The list makes no mention of where all that brick and mortar will go. A CDC official declined to comment yesterday. But the list mirrors what few details have emerged of the firm’s secretive plans for the lake.
The firm was created in late 2010 by China’s Erdos Hong Jun Investment Co and CPP Senator Lao Meng Khin’s Shukaku Inc, which won a 99-year lease to the lake and its shores in 2007.
The plan follows a $3 billion investment deal Prime Minister Hun Sen and the Chinese firm’s president concluded in September for an aluminum factory, coal-fired power plant and real estate project. At the time, the premier’s staff offered no details about the real estate plan.
Human rights groups have deemed the project illegal because it ignore laws that they say should have given the 4,000 families who lived at the lake home a chance to claim titles to their land. But when Shukaku started filling the lake with sand in 2008, residents came under pressure to accept offers of $8,500 per family to move out—a fraction of what the groups say the land was worth.
In April, City Hall finally accepted a proposal from the 1,500 families who held out for new onsite housing instead. A letter from Phnom Penh governor Kep Chuktema signed Friday puts that deal in writing for the first time.
“City Hall has agreed to the request to establish a committee to measure the size of the villagers’ land and houses in the Boeng Kak area for onsite development,” it said. The committee will start its work the second week of this month, according to the letter.
Lakeside residents welcomed the news.
“I think that if they really implement this announcement it will be good and respond to the villagers’ needs,” said Tep Vanny, a representative for the families.
But Ms Vanny pointed out that the letter made no mention of what sort of onsite housing the families will get.
Two weeks ago, they rejected the city’s offer of apartments inside a six-story complex. The families are demanding individual houses so they can re-establish the small businesses that many run out of their current homes, and so they can build additions to their new homes later on.

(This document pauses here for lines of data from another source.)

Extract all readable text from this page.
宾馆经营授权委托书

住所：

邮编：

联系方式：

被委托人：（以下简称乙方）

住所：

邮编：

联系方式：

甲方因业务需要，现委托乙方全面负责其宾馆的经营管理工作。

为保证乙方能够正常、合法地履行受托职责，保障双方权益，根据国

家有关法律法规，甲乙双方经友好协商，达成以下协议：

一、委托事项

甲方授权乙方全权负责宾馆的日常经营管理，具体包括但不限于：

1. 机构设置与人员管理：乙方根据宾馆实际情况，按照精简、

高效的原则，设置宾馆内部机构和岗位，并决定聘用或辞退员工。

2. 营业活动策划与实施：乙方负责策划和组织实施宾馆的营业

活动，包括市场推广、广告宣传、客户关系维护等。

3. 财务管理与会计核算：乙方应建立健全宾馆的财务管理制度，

Still, Housing Rights Task Force Secretary-General Sia Phearum called Friday’s letter a step forward.
“It is an official letter that will make the villagers confident for their next negotiation with City Hall so they can reach an agreement,” he said. “We hope there will be a good result that the villagers can accept. If not, I think the villagers will go on protesting.”
City officials could not be reached. A Shukaku Erdos official declined to comment.